Back in Scotland, he was inducted in 1942 to the Parish of Kilmory on the island of Arran. In that remote setting, he set himself to prepare for a life in academe. The Ugaritic texts he had first met in Ecole Biblique, and which were still in the early days of interpretation, he subjected to fundamental study; in their elucidation he found in Arabic ''the golden key'' (during that period he also read through the whole of the Koran in Arabic).

An opening in Semitic Languages in Manchester under the redoubtable H H Rowley offered itself in 1947: there he once again found himself in the company not just of Old Testament scholars but of Arabists and anthropologists. Half-a-dozen years later a lectureship in Hebrew & Semitic Languages became available in Aberdeen and to Aberdeen he came, where he was to spend the rest of his active academic life, first as Lecturer (1953-62), then as Professor (1962-80).

While Gray was willing to take his share of administrative duties (he served as Dean of the Faculty of Divinity for a three-year period), his first love was undoubtedly research. He wrote voluminously in several areas. On Ugaritic, he produced an edition of the Keret Text (1955), a comprehensive study of the then known corpus of texts in The Legacy of Canaan (1957), both published by the prestigious academic house Brill, and, at a more popular level, The Canaanites (1964) and Near Eastern Mythology (1969).

In archaeology, he wrote a volume Archaeology and the Old Testament World (1962) and a History of Jerusalem (1969). On the Old Testament he published commentaries on the ''historical'' books, Joshua, Judges and Ruth (1967), and on Kings (1964). But in Old Testament studies his first love was Psalms: there he sought to complement Mowinckel's ''cult functional'' approach developed in the 1920's with the insights newly garnered from the Ugaritic texts: this work came to fruition in his theological study, The Biblical Doctrine of the Reign of God (1979). In this busy and productive academic career he took only one year off, to be visiting Professor at McMaster University, Hamilton, Ontario, in 1972. Public recognition of his scholarly contribution was given through the conferment on him of the honorary degree of DD by the University of St Andrews in 1977. Throughout his retirement Gray continued

to work on another poetic corpus, the book of Job (which he had once rendered in the Doric, ''Job in a Cheviot plaid''), returning again to Arabic and Ugaritic as principal means of elucidating its obscurities.
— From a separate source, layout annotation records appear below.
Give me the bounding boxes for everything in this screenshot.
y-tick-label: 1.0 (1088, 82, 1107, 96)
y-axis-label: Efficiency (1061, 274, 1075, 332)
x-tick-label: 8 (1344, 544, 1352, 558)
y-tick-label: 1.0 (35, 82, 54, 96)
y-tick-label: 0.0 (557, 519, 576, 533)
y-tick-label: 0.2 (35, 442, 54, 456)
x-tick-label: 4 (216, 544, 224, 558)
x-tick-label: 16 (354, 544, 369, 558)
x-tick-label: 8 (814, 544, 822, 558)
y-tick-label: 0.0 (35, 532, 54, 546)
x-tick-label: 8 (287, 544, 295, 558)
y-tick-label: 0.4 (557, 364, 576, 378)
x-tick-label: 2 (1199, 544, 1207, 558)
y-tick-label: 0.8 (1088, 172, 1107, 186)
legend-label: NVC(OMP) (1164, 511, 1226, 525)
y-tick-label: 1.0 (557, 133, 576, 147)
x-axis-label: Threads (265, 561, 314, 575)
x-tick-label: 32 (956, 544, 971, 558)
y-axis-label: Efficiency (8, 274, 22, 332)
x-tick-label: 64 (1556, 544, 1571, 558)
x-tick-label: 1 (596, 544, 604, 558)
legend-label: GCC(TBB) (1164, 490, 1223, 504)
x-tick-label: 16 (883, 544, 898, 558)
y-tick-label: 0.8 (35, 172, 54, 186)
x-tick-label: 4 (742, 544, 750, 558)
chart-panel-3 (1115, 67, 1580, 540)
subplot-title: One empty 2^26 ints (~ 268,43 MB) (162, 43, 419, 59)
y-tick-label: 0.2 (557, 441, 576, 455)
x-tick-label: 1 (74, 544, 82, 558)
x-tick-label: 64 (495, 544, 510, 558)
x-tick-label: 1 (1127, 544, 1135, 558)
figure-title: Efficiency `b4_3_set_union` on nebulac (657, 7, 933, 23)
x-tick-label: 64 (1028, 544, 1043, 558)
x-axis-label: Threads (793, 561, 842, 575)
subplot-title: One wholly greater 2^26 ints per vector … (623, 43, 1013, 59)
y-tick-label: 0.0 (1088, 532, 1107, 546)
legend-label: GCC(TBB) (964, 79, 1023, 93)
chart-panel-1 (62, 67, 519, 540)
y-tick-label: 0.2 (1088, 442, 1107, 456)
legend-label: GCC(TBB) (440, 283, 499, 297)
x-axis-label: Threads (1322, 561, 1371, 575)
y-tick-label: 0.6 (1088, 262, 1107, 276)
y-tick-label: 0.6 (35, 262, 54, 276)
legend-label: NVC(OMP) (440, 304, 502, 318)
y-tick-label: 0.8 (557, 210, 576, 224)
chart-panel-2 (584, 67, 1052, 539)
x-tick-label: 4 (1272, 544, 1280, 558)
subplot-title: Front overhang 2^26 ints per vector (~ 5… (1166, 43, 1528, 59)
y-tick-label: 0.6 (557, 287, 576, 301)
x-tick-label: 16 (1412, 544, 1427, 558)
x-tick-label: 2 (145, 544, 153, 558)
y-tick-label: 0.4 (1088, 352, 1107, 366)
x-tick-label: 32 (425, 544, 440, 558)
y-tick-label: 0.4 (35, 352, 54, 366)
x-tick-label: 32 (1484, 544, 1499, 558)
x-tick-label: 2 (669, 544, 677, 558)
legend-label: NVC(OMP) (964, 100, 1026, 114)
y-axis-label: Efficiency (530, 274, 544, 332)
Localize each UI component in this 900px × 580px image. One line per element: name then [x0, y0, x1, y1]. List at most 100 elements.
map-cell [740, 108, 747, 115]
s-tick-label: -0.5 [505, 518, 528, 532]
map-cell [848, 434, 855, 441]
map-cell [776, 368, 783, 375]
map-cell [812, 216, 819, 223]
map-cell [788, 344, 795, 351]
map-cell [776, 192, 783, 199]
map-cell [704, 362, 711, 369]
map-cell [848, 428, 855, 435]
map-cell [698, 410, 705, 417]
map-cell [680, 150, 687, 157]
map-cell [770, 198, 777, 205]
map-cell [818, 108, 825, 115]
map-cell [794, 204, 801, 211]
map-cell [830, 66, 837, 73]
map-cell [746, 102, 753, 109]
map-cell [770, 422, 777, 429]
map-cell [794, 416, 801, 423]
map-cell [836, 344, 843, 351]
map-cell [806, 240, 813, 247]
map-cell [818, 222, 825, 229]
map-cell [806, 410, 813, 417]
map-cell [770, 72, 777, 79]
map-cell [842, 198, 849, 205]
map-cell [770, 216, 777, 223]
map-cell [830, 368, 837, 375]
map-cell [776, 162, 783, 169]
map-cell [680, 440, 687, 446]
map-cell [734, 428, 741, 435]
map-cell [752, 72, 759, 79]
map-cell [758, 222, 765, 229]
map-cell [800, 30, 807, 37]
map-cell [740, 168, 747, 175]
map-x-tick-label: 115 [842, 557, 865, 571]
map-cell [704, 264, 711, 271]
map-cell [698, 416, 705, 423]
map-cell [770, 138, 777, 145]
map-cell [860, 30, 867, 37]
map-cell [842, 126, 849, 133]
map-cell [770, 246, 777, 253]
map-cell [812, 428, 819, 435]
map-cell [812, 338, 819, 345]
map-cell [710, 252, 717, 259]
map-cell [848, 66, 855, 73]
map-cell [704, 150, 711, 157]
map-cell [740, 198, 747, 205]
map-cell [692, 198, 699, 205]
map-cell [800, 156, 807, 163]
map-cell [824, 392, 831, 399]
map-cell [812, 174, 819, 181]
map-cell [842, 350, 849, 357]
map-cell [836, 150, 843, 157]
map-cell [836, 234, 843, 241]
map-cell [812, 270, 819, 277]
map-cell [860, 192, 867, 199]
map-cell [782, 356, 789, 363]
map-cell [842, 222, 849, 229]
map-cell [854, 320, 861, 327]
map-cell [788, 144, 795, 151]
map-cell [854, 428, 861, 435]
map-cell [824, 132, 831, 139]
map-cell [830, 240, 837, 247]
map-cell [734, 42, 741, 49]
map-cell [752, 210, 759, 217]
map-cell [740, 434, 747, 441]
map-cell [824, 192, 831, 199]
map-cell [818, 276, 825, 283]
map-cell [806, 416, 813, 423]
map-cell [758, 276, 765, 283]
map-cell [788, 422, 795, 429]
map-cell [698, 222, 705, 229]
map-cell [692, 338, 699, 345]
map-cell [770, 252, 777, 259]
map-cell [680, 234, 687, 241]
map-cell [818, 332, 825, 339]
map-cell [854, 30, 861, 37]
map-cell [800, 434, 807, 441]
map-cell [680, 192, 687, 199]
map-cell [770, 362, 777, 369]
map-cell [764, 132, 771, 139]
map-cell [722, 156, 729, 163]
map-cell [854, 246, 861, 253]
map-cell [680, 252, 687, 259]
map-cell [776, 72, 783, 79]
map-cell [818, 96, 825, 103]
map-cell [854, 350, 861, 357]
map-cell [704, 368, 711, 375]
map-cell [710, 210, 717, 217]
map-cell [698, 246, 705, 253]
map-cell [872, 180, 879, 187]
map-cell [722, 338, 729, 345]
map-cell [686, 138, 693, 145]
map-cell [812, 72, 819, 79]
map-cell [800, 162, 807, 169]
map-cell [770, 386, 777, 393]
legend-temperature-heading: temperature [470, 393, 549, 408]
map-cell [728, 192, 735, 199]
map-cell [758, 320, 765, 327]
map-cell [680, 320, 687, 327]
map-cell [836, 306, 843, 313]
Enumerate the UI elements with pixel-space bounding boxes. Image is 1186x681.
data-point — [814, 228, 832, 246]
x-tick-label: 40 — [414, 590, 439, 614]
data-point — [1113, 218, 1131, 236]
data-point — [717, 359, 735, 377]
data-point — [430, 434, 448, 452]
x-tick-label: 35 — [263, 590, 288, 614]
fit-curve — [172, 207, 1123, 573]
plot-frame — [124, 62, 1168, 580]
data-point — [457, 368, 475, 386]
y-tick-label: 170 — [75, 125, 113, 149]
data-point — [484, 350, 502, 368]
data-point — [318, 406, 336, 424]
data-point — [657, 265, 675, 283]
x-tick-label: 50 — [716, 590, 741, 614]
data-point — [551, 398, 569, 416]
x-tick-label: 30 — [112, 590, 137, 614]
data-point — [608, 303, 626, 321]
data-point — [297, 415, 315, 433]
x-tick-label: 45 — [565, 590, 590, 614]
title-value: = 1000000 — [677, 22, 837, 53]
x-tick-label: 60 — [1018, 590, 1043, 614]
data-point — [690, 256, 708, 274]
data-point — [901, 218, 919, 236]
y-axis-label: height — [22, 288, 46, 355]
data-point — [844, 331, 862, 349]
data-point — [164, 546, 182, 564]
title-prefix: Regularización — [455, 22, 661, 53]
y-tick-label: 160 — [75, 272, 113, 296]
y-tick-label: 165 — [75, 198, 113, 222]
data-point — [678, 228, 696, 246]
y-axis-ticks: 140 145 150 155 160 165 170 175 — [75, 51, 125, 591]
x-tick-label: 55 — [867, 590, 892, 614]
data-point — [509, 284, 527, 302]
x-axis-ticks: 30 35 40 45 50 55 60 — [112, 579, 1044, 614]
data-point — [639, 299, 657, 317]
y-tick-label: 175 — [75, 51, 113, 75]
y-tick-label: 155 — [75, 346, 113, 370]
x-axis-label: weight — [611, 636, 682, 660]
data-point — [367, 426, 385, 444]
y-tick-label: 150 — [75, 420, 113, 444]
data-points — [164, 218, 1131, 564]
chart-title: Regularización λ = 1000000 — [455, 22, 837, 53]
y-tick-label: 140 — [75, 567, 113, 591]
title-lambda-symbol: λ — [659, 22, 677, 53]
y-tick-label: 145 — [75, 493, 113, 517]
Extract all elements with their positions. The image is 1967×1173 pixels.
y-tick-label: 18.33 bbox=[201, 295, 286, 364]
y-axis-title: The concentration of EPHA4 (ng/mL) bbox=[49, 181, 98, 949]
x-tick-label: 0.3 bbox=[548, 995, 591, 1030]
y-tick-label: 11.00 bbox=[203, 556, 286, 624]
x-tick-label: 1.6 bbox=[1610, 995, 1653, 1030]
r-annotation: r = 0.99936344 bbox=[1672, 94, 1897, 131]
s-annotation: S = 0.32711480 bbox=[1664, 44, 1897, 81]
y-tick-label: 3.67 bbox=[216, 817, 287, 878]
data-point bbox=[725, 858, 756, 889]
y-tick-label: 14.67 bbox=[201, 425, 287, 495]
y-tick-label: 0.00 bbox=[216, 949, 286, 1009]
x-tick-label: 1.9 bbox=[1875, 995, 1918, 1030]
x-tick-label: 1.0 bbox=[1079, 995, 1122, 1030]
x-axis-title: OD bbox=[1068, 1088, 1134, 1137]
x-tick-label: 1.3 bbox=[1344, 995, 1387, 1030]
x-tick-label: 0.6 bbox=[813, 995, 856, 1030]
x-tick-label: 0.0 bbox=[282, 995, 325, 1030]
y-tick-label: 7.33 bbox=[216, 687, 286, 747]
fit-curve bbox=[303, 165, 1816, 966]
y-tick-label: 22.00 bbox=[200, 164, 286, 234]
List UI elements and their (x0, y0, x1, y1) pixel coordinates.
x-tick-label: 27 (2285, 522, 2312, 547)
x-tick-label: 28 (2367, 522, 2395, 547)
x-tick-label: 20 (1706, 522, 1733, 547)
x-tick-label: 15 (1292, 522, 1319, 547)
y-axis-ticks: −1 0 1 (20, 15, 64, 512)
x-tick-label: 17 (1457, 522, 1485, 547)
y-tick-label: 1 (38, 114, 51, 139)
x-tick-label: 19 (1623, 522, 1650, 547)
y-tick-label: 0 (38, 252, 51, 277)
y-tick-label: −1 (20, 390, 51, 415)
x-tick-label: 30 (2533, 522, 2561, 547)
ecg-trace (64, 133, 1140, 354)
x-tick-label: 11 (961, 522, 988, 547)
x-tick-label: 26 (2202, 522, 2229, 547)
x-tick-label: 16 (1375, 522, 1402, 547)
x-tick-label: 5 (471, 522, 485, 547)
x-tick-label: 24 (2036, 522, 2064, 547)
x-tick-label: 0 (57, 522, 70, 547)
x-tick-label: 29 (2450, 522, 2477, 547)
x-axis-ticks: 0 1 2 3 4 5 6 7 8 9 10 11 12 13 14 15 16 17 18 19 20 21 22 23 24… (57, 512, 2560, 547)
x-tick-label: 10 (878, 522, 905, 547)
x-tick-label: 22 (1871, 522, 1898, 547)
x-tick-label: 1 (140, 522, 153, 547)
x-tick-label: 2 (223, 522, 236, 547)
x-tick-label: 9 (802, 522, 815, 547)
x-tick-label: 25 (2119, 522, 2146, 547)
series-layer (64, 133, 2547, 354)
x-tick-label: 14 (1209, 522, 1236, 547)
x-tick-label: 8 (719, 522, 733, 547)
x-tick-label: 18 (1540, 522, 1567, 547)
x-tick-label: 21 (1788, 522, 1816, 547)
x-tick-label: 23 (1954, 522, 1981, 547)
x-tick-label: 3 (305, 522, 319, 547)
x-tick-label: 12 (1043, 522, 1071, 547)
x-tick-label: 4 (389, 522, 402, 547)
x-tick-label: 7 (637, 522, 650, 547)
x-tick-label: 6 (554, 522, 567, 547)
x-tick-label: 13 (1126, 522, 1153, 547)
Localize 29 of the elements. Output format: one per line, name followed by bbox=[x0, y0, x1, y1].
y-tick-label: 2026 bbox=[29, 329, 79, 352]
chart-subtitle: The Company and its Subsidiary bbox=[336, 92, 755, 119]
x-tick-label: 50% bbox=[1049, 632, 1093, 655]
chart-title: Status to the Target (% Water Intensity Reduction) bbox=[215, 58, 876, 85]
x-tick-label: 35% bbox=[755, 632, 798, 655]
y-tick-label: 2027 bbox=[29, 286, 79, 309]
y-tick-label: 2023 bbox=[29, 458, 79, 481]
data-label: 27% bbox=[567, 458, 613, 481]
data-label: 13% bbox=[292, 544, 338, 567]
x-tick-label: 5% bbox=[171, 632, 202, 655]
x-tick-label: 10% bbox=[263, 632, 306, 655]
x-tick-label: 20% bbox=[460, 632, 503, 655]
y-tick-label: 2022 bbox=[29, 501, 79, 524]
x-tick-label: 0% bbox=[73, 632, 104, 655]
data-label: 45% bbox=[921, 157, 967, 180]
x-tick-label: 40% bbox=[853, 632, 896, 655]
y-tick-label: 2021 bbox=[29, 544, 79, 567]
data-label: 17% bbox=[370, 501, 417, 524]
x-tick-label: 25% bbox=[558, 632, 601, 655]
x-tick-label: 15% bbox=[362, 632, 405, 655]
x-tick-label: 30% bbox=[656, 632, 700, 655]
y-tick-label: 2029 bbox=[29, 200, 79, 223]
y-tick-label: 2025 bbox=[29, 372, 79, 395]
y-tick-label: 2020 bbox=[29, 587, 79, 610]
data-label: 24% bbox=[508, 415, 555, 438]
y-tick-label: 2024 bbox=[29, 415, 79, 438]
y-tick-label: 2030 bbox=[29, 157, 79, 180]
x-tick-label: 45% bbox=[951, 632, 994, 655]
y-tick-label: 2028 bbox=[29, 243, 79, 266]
A colleague in another university once referred to him as ''an old-fashioned Scottish professor''. That is indeed a compliment that well sums up John Gray: the immense erudition, the single-minded dedication to long hours in the study, the impact of that learning and industry on his students, and the response of affection and respect that he elicited from them by his transparent quality and utter genuineness as a scholar and as a personality. It is indeed hard to see how his like can be produced again.